Ben Kiser, executive director of the Virginia Association of School Superintendents, said selecting a search firm is generally the first step school divisions take to determine their new superintendent.
“Once they decide [the firm], then that firm or organization will work directly with the school board on next steps and how to proceed in getting community input and stakeholder input as to the qualifications they want in their new superintendent, and then go from there in terms of advertising — whether it’s in-state advertising or … a national search” Kiser said.
The coming superintendent search will be national in scope, Larson-Torres said.
She, alongside other board members, anticipates that the eventual superintendent will embody the values that the board and Atkins have prioritized — namely, equity in education.

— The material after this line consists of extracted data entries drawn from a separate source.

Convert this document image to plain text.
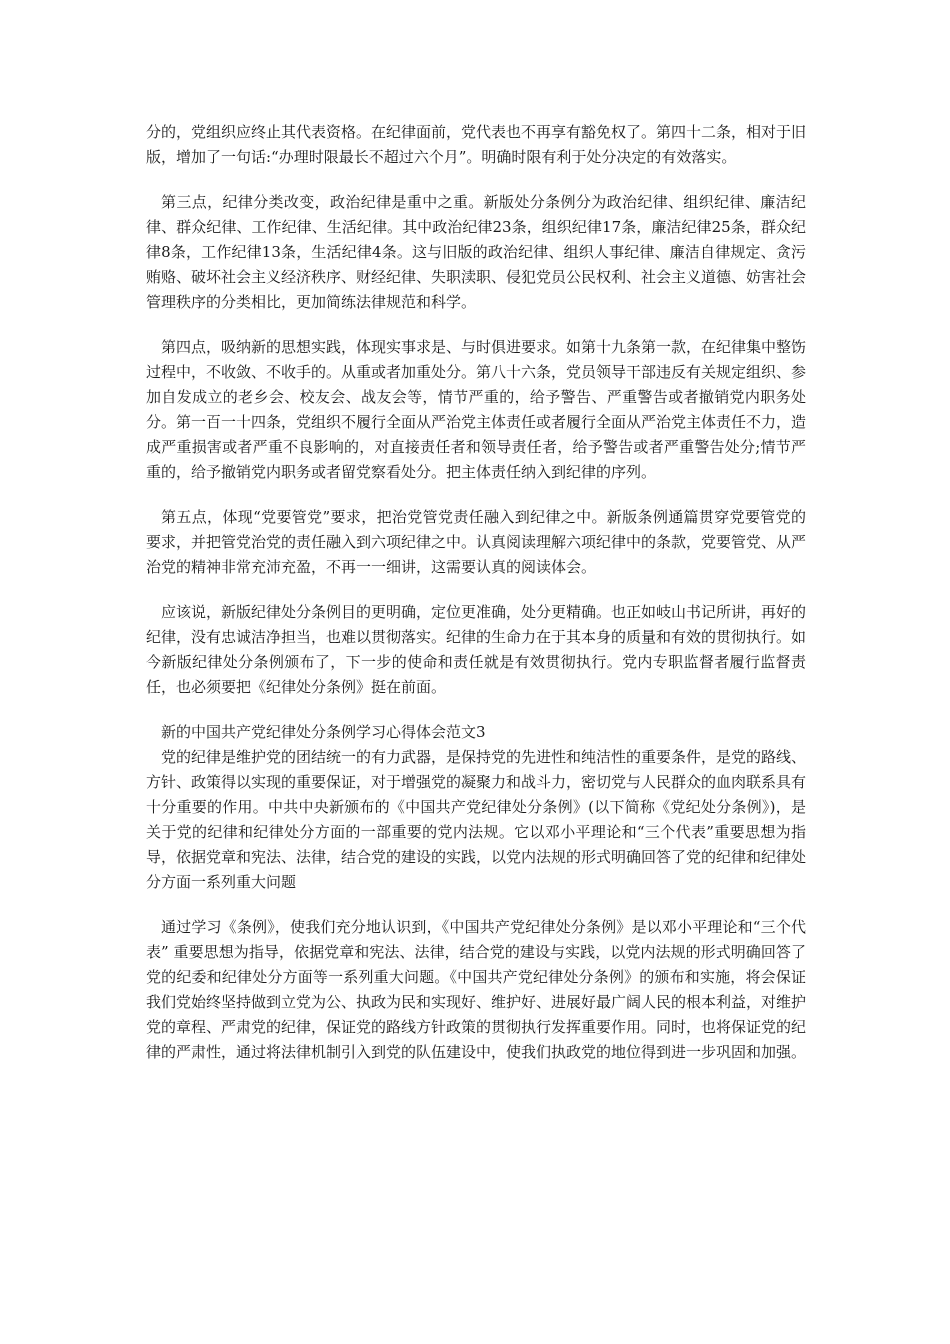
分的，党组织应终止其代表资格。在纪律面前，党代表也不再享有豁免权了。第四十二条，相对于旧版，增加了一句话:“办理时限最长不超过六个月”。明确时限有利于处分决定的有效落实。

第三点，纪律分类改变，政治纪律是重中之重。新版处分条例分为政治纪律、组织纪律、廉洁纪律、群众纪律、工作纪律、生活纪律。其中政治纪律23条，组织纪律17条，廉洁纪律25条，群众纪律8条，工作纪律13条，生活纪律4条。这与旧版的政治纪律、组织人事纪律、廉洁自律规定、贪污贿赂、破坏社会主义经济秩序、财经纪律、失职渎职、侵犯党员公民权利、社会主义道德、妨害社会管理秩序的分类相比，更加简练法律规范和科学。

第四点，吸纳新的思想实践，体现实事求是、与时俱进要求。如第十九条第一款，在纪律集中整饬过程中，不收敛、不收手的。从重或者加重处分。第八十六条，党员领导干部违反有关规定组织、参加自发成立的老乡会、校友会、战友会等，情节严重的，给予警告、严重警告或者撤销党内职务处分。第一百一十四条，党组织不履行全面从严治党主体责任或者履行全面从严治党主体责任不力，造成严重损害或者严重不良影响的，对直接责任者和领导责任者，给予警告或者严重警告处分;情节严重的，给予撤销党内职务或者留党察看处分。把主体责任纳入到纪律的序列。

第五点，体现“党要管党”要求，把治党管党责任融入到纪律之中。新版条例通篇贯穿党要管党的要求，并把管党治党的责任融入到六项纪律之中。认真阅读理解六项纪律中的条款，党要管党、从严治党的精神非常充沛充盈，不再一一细讲，这需要认真的阅读体会。

应该说，新版纪律处分条例目的更明确，定位更准确，处分更精确。也正如岐山书记所讲，再好的纪律，没有忠诚洁净担当，也难以贯彻落实。纪律的生命力在于其本身的质量和有效的贯彻执行。如今新版纪律处分条例颁布了，下一步的使命和责任就是有效贯彻执行。党内专职监督者履行监督责任，也必须要把《纪律处分条例》挺在前面。

新的中国共产党纪律处分条例学习心得体会范文3

党的纪律是维护党的团结统一的有力武器，是保持党的先进性和纯洁性的重要条件，是党的路线、方针、政策得以实现的重要保证，对于增强党的凝聚力和战斗力，密切党与人民群众的血肉联系具有十分重要的作用。中共中央新颁布的《中国共产党纪律处分条例》(以下简称《党纪处分条例》)，是关于党的纪律和纪律处分方面的一部重要的党内法规。它以邓小平理论和“三个代表”重要思想为指导，依据党章和宪法、法律，结合党的建设的实践，以党内法规的形式明确回答了党的纪律和纪律处分方面一系列重大问题

通过学习《条例》，使我们充分地认识到，《中国共产党纪律处分条例》是以邓小平理论和“三个代表” 重要思想为指导，依据党章和宪法、法律，结合党的建设与实践，以党内法规的形式明确回答了党的纪委和纪律处分方面等一系列重大问题。《中国共产党纪律处分条例》的颁布和实施，将会保证我们党始终坚持做到立党为公、执政为民和实现好、维护好、进展好最广阔人民的根本利益，对维护党的章程、严肃党的纪律，保证党的路线方针政策的贯彻执行发挥重要作用。同时，也将保证党的纪律的严肃性，通过将法律机制引入到党的队伍建设中，使我们执政党的地位得到进一步巩固和加强。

“Dr. Atkins has set the groundwork for what is important to this community. We want someone who mirrors that,” Larson-Torres said. “Whoever this person is needs to step into some pretty incredible shoes, as far as Dr. Atkins goes.”
Seeking a superintendent whose goals are similar to those of the outgoing incumbent is common among Virginia school boards, Kiser said.
“If school boards are very much supportive of the previous superintendent, they might think in terms of, ‘well we want qualifications that mirror the person leaving,’” Kiser said.
The School Board intends to conduct extensive community engagement during its search for the next superintendent — though the specific means by which they will do so are yet to be determined. Whichever search firm the board selects will guide methods to engage the community, but the board can tweak the process as they see fit.
Larson-Torres envisions that community engagement might involve virtual town halls, Zoom meetings or – depending on public health restrictions – face-to-face forums. Whichever means they choose, the board wants “as much community engagement as possible,” Larson-Torres said.
The board has already begun closed meetings to discuss the upcoming superintendent vacancy, the most recent of which occurred Wednesday.